Orateur fougueux et militant moderne avisé, Zhirinovsky a remporté 6 millions de voix – seulement 8% de l’électorat – mais un total stupéfiant pour un chiffre inconnu. Sa campagne comprenait des promesses ridicules de distribuer de la vodka gratuite et de construire des ventilateurs géants pour envoyer des déchets radioactifs au-delà de la frontière dans les États baltes. Mais son véritable talent était de canaliser la frustration ressentie par les Russes laissés sans ressources par l’effondrement économique et jetés à la dérive par l’implosion de l’idéologie soviétique après la chute de l’URSS.

Zhirinovsky a atteint son apogée politique lors des élections parlementaires deux ans plus tard, au cours desquelles le LDPR est arrivé en tête avec un étonnant 23 % des voix. Le parti n’a plus jamais rallié ce niveau de soutien, mais ses bouffonneries clownesques se sont avérées utiles au Kremlin de Poutine, qui a utilisé le LDPR pour éloigner les électeurs de la véritable opposition – tout comme ses créateurs réputés du KGB l’avaient prévu.

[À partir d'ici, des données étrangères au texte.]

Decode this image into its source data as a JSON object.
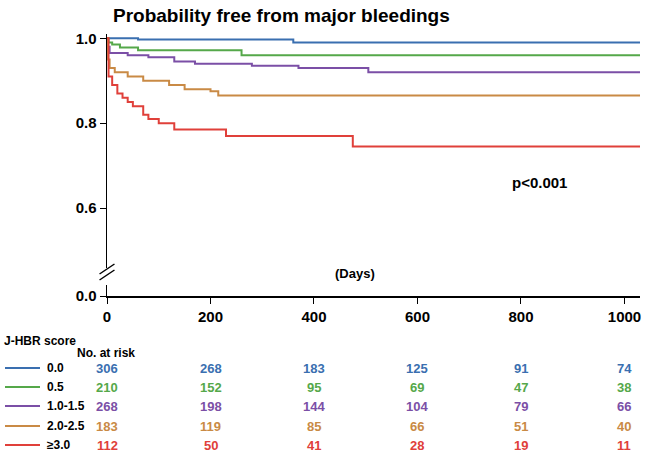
{
  "chart_data": {
    "type": "step",
    "title": "Probability free from major bleedings",
    "xlabel": "(Days)",
    "xlim": [
      0,
      1030
    ],
    "xticks": [
      0,
      200,
      400,
      600,
      800,
      1000
    ],
    "ylim": [
      0.46,
      1.01
    ],
    "yticks": [
      0.6,
      0.8,
      {
        "value": 1.0,
        "label": "1.0"
      }
    ],
    "y2lim": [
      0,
      0.025
    ],
    "y2ticks": [
      {
        "value": 0,
        "label": "0.0"
      }
    ],
    "grid": false,
    "legend_title": "J-HBR score",
    "risk_table_title": "No. at risk",
    "annotations": [
      {
        "text": "p<0.001",
        "x": 835,
        "y": 0.66
      }
    ],
    "series": [
      {
        "name": "0.0",
        "color": "#3a6fb0",
        "x": [
          0,
          60,
          360,
          1030
        ],
        "values": [
          1.0,
          0.997,
          0.99,
          0.99
        ],
        "at_risk": [
          306,
          268,
          183,
          125,
          91,
          74
        ]
      },
      {
        "name": "0.5",
        "color": "#55a84a",
        "x": [
          0,
          3,
          10,
          25,
          60,
          260,
          1030
        ],
        "values": [
          1.0,
          0.99,
          0.985,
          0.978,
          0.972,
          0.96,
          0.96
        ],
        "at_risk": [
          210,
          152,
          95,
          69,
          47,
          38
        ]
      },
      {
        "name": "1.0-1.5",
        "color": "#7b4fa6",
        "x": [
          0,
          2,
          5,
          40,
          80,
          130,
          170,
          280,
          370,
          505,
          1030
        ],
        "values": [
          1.0,
          0.98,
          0.965,
          0.96,
          0.955,
          0.945,
          0.94,
          0.935,
          0.93,
          0.92,
          0.92
        ],
        "at_risk": [
          268,
          198,
          144,
          104,
          79,
          66
        ]
      },
      {
        "name": "2.0-2.5",
        "color": "#c98a45",
        "x": [
          0,
          2,
          5,
          15,
          40,
          70,
          120,
          150,
          200,
          215,
          1030
        ],
        "values": [
          1.0,
          0.95,
          0.93,
          0.92,
          0.91,
          0.9,
          0.89,
          0.88,
          0.875,
          0.865,
          0.865
        ],
        "at_risk": [
          183,
          119,
          85,
          66,
          51,
          40
        ]
      },
      {
        "name": "≥3.0",
        "color": "#e0403a",
        "x": [
          0,
          3,
          10,
          20,
          30,
          40,
          50,
          70,
          80,
          100,
          130,
          230,
          475,
          1030
        ],
        "values": [
          1.0,
          0.91,
          0.89,
          0.87,
          0.86,
          0.85,
          0.84,
          0.82,
          0.81,
          0.8,
          0.785,
          0.77,
          0.745,
          0.745
        ],
        "at_risk": [
          112,
          50,
          41,
          28,
          19,
          11
        ]
      }
    ]
  }
}
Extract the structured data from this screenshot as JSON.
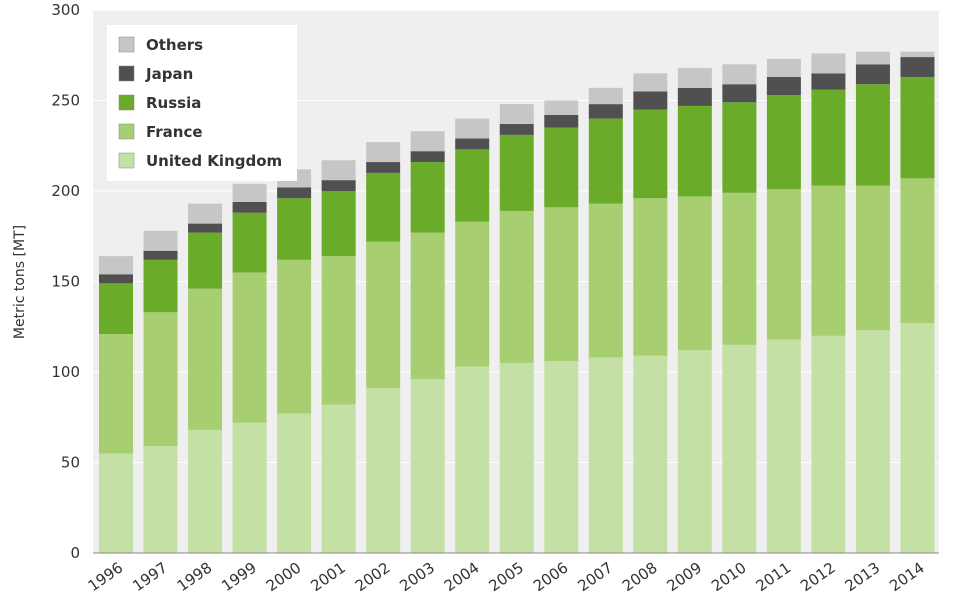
{
  "chart_data": {
    "type": "bar",
    "stacked": true,
    "ylabel": "Metric tons [MT]",
    "ylim": [
      0,
      300
    ],
    "yticks": [
      0,
      50,
      100,
      150,
      200,
      250,
      300
    ],
    "grid": true,
    "legend_position": "top-left",
    "categories": [
      "1996",
      "1997",
      "1998",
      "1999",
      "2000",
      "2001",
      "2002",
      "2003",
      "2004",
      "2005",
      "2006",
      "2007",
      "2008",
      "2009",
      "2010",
      "2011",
      "2012",
      "2013",
      "2014"
    ],
    "series": [
      {
        "name": "United Kingdom",
        "color": "#c5e0a5",
        "values": [
          55,
          59,
          68,
          72,
          77,
          82,
          91,
          96,
          103,
          105,
          106,
          108,
          109,
          112,
          115,
          118,
          120,
          123,
          127
        ]
      },
      {
        "name": "France",
        "color": "#a7cf72",
        "values": [
          66,
          74,
          78,
          83,
          85,
          82,
          81,
          81,
          80,
          84,
          85,
          85,
          87,
          85,
          84,
          83,
          83,
          80,
          80
        ]
      },
      {
        "name": "Russia",
        "color": "#6aab2a",
        "values": [
          28,
          29,
          31,
          33,
          34,
          36,
          38,
          39,
          40,
          42,
          44,
          47,
          49,
          50,
          50,
          52,
          53,
          56,
          56
        ]
      },
      {
        "name": "Japan",
        "color": "#505050",
        "values": [
          5,
          5,
          5,
          6,
          6,
          6,
          6,
          6,
          6,
          6,
          7,
          8,
          10,
          10,
          10,
          10,
          9,
          11,
          11
        ]
      },
      {
        "name": "Others",
        "color": "#c6c6c6",
        "values": [
          10,
          11,
          11,
          10,
          10,
          11,
          11,
          11,
          11,
          11,
          8,
          9,
          10,
          11,
          11,
          10,
          11,
          7,
          3
        ]
      }
    ]
  }
}
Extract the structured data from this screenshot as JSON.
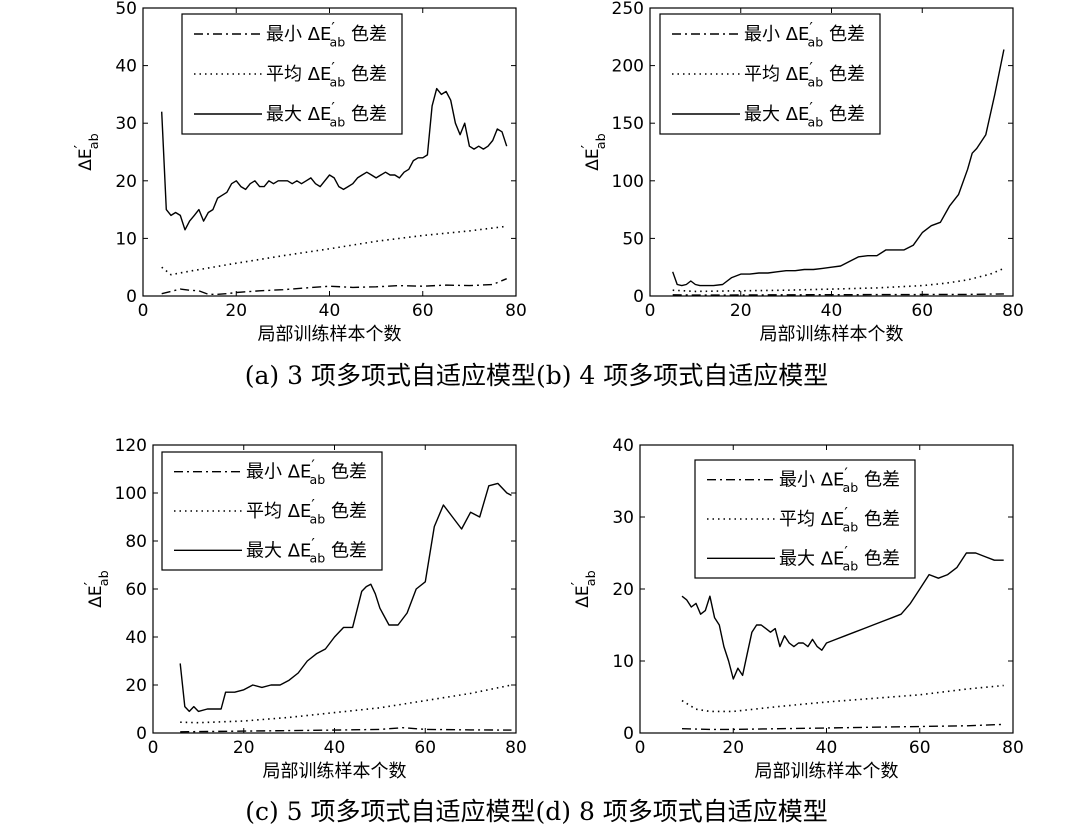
{
  "figure": {
    "caption_top": "(a) 3 项多项式自适应模型(b) 4 项多项式自适应模型",
    "caption_bottom": "(c) 5 项多项式自适应模型(d) 8 项多项式自适应模型"
  },
  "chart_data": [
    {
      "id": "a",
      "type": "line",
      "xlabel": "局部训练样本个数",
      "ylabel": "ΔE′ab",
      "xlim": [
        0,
        80
      ],
      "ylim": [
        0,
        50
      ],
      "xticks": [
        0,
        20,
        40,
        60,
        80
      ],
      "yticks": [
        0,
        10,
        20,
        30,
        40,
        50
      ],
      "grid": false,
      "legend_position": "top-left",
      "series": [
        {
          "name": "最小 ΔE′ab 色差",
          "style": "dashdot",
          "x": [
            4,
            6,
            8,
            10,
            12,
            14,
            16,
            18,
            20,
            25,
            30,
            35,
            40,
            45,
            50,
            55,
            60,
            65,
            70,
            75,
            78
          ],
          "y": [
            0.4,
            0.8,
            1.2,
            1.0,
            0.9,
            0.3,
            0.3,
            0.4,
            0.6,
            0.9,
            1.1,
            1.4,
            1.7,
            1.5,
            1.6,
            1.8,
            1.7,
            1.9,
            1.8,
            2.0,
            3.0
          ]
        },
        {
          "name": "平均 ΔE′ab 色差",
          "style": "dotted",
          "x": [
            4,
            6,
            10,
            20,
            30,
            40,
            50,
            60,
            70,
            78
          ],
          "y": [
            5.0,
            3.7,
            4.3,
            5.7,
            7.0,
            8.2,
            9.5,
            10.5,
            11.3,
            12.1
          ]
        },
        {
          "name": "最大 ΔE′ab 色差",
          "style": "solid",
          "x": [
            4,
            5,
            6,
            7,
            8,
            9,
            10,
            11,
            12,
            13,
            14,
            15,
            16,
            17,
            18,
            19,
            20,
            21,
            22,
            23,
            24,
            25,
            26,
            27,
            28,
            29,
            30,
            31,
            32,
            33,
            34,
            35,
            36,
            37,
            38,
            39,
            40,
            41,
            42,
            43,
            44,
            45,
            46,
            47,
            48,
            49,
            50,
            51,
            52,
            53,
            54,
            55,
            56,
            57,
            58,
            59,
            60,
            61,
            62,
            63,
            64,
            65,
            66,
            67,
            68,
            69,
            70,
            71,
            72,
            73,
            74,
            75,
            76,
            77,
            78
          ],
          "y": [
            32,
            15,
            14,
            14.5,
            14,
            11.5,
            13,
            14,
            15,
            13,
            14.5,
            15,
            17,
            17.5,
            18,
            19.5,
            20,
            19,
            18.5,
            19.5,
            20,
            19,
            19,
            20,
            19.5,
            20,
            20,
            20,
            19.5,
            20,
            19.5,
            20,
            20.5,
            19.5,
            19,
            20,
            21,
            20.5,
            19,
            18.5,
            19,
            19.5,
            20.5,
            21,
            21.5,
            21,
            20.5,
            21,
            21.5,
            21,
            21,
            20.5,
            21.5,
            22,
            23.5,
            24,
            24,
            24.5,
            33,
            36,
            35,
            35.5,
            34,
            30,
            28,
            30,
            26,
            25.5,
            26,
            25.5,
            26,
            27,
            29,
            28.5,
            26
          ]
        }
      ]
    },
    {
      "id": "b",
      "type": "line",
      "xlabel": "局部训练样本个数",
      "ylabel": "ΔE′ab",
      "xlim": [
        0,
        80
      ],
      "ylim": [
        0,
        250
      ],
      "xticks": [
        0,
        20,
        40,
        60,
        80
      ],
      "yticks": [
        0,
        50,
        100,
        150,
        200,
        250
      ],
      "grid": false,
      "legend_position": "top-left",
      "series": [
        {
          "name": "最小 ΔE′ab 色差",
          "style": "dashdot",
          "x": [
            5,
            10,
            20,
            30,
            40,
            50,
            60,
            70,
            78
          ],
          "y": [
            1.0,
            0.8,
            0.9,
            1.0,
            1.1,
            1.2,
            1.3,
            1.4,
            1.8
          ]
        },
        {
          "name": "平均 ΔE′ab 色差",
          "style": "dotted",
          "x": [
            5,
            10,
            20,
            30,
            40,
            50,
            60,
            65,
            70,
            75,
            78
          ],
          "y": [
            5,
            4,
            4.5,
            5,
            6,
            7,
            9,
            11,
            14,
            19,
            24
          ]
        },
        {
          "name": "最大 ΔE′ab 色差",
          "style": "solid",
          "x": [
            5,
            6,
            7,
            8,
            9,
            10,
            11,
            12,
            14,
            16,
            18,
            20,
            22,
            24,
            26,
            28,
            30,
            32,
            34,
            36,
            38,
            40,
            42,
            44,
            46,
            48,
            50,
            52,
            54,
            56,
            58,
            60,
            62,
            64,
            66,
            68,
            70,
            71,
            72,
            74,
            76,
            78
          ],
          "y": [
            21,
            10,
            9,
            10,
            13,
            10,
            9,
            9,
            9,
            10,
            16,
            19,
            19,
            20,
            20,
            21,
            22,
            22,
            23,
            23,
            24,
            25,
            26,
            30,
            34,
            35,
            35,
            40,
            40,
            40,
            44,
            55,
            61,
            64,
            78,
            88,
            110,
            124,
            128,
            140,
            175,
            214
          ]
        }
      ]
    },
    {
      "id": "c",
      "type": "line",
      "xlabel": "局部训练样本个数",
      "ylabel": "ΔE′ab",
      "xlim": [
        0,
        80
      ],
      "ylim": [
        0,
        120
      ],
      "xticks": [
        0,
        20,
        40,
        60,
        80
      ],
      "yticks": [
        0,
        20,
        40,
        60,
        80,
        100,
        120
      ],
      "grid": false,
      "legend_position": "top-left",
      "series": [
        {
          "name": "最小 ΔE′ab 色差",
          "style": "dashdot",
          "x": [
            6,
            10,
            20,
            30,
            40,
            50,
            55,
            60,
            70,
            79
          ],
          "y": [
            0.5,
            0.6,
            0.8,
            1.0,
            1.2,
            1.5,
            2.2,
            1.5,
            1.3,
            1.2
          ]
        },
        {
          "name": "平均 ΔE′ab 色差",
          "style": "dotted",
          "x": [
            6,
            10,
            20,
            30,
            40,
            50,
            60,
            70,
            79
          ],
          "y": [
            4.5,
            4.3,
            5.0,
            6.5,
            8.5,
            10.5,
            13.5,
            16.5,
            20
          ]
        },
        {
          "name": "最大 ΔE′ab 色差",
          "style": "solid",
          "x": [
            6,
            7,
            8,
            9,
            10,
            12,
            14,
            15,
            16,
            18,
            20,
            22,
            24,
            26,
            28,
            30,
            32,
            34,
            36,
            38,
            40,
            42,
            44,
            46,
            47,
            48,
            49,
            50,
            52,
            54,
            56,
            58,
            60,
            62,
            64,
            66,
            68,
            70,
            72,
            74,
            76,
            78,
            79
          ],
          "y": [
            29,
            11,
            9,
            11,
            9,
            10,
            10,
            10,
            17,
            17,
            18,
            20,
            19,
            20,
            20,
            22,
            25,
            30,
            33,
            35,
            40,
            44,
            44,
            59,
            61,
            62,
            58,
            52,
            45,
            45,
            50,
            60,
            63,
            86,
            95,
            90,
            85,
            92,
            90,
            103,
            104,
            100,
            99
          ]
        }
      ]
    },
    {
      "id": "d",
      "type": "line",
      "xlabel": "局部训练样本个数",
      "ylabel": "ΔE′ab",
      "xlim": [
        0,
        80
      ],
      "ylim": [
        0,
        40
      ],
      "xticks": [
        0,
        20,
        40,
        60,
        80
      ],
      "yticks": [
        0,
        10,
        20,
        30,
        40
      ],
      "grid": false,
      "legend_position": "top-right",
      "series": [
        {
          "name": "最小 ΔE′ab 色差",
          "style": "dashdot",
          "x": [
            9,
            15,
            20,
            30,
            40,
            50,
            60,
            70,
            78
          ],
          "y": [
            0.6,
            0.5,
            0.5,
            0.6,
            0.7,
            0.8,
            0.9,
            1.0,
            1.2
          ]
        },
        {
          "name": "平均 ΔE′ab 色差",
          "style": "dotted",
          "x": [
            9,
            12,
            15,
            20,
            30,
            40,
            50,
            60,
            70,
            78
          ],
          "y": [
            4.5,
            3.3,
            3.0,
            3.0,
            3.7,
            4.3,
            4.8,
            5.3,
            6.1,
            6.6
          ]
        },
        {
          "name": "最大 ΔE′ab 色差",
          "style": "solid",
          "x": [
            9,
            10,
            11,
            12,
            13,
            14,
            15,
            16,
            17,
            18,
            19,
            20,
            21,
            22,
            23,
            24,
            25,
            26,
            27,
            28,
            29,
            30,
            31,
            32,
            33,
            34,
            35,
            36,
            37,
            38,
            39,
            40,
            42,
            44,
            46,
            48,
            50,
            52,
            54,
            56,
            58,
            60,
            62,
            64,
            66,
            68,
            70,
            72,
            74,
            76,
            78
          ],
          "y": [
            19,
            18.5,
            17.5,
            18,
            16.5,
            17,
            19,
            16,
            15,
            12,
            10,
            7.5,
            9,
            8,
            11,
            14,
            15,
            15,
            14.5,
            14,
            14.5,
            12,
            13.5,
            12.5,
            12,
            12.5,
            12.5,
            12,
            13,
            12,
            11.5,
            12.5,
            13,
            13.5,
            14,
            14.5,
            15,
            15.5,
            16,
            16.5,
            18,
            20,
            22,
            21.5,
            22,
            23,
            25,
            25,
            24.5,
            24,
            24
          ]
        }
      ]
    }
  ]
}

Vladimir Zhirinovsky et sa femme Galina Lebedeva écoutent un officier à la retraite jouer de l'accordéon lors d'une fête marquant la Journée des défenseurs
Vladimir Zhirinovsky a eu trois enfants avec sa femme Galina Lebedeva © Hector Mata/AFP/Getty Images

L’extrémiste de droite, qui a eu trois enfants avec sa femme Galina Lebedeva, était de plus en plus agressif et imprévisible au cours de ses dernières décennies. Son parti était grossièrement caricatural et misogyne, et poursuivi par des accusations de corruption. Il a été rapporté que certains députés LDPR ont payé Zhirinovsky plus d’un million de dollars pour leurs sièges – des accusations qu’il a niées. Parmi les membres du parti figuraient Andrei Lugovoi, qui a été accusé d’avoir empoisonné mortellement l’ancien espion Alexander Litvinenko en 2006.

Néanmoins, Zhirinovsky a exercé une puissante influence politique. Le ministère des Affaires étrangères a adopté son style vivifiant et pugnace, tandis que les déclarations de Poutine sur l’Ukraine ressemblaient fortement au zèle revanchard de Jirinovski au moment de l’effondrement soviétique.

À juste titre, Zhirinovsky a même prédit la stratégie de Poutine pour la longévité politique. « Il n’y aura plus d’élections. Ils en ont marre du tapage », a-t-il décrété deux ans avant que Poutine ne décide de réinitialiser les limites des mandats présidentiels. « Il régnera à vie comme Xi Jinping. Ils l’enterreront comme Mao Zedong.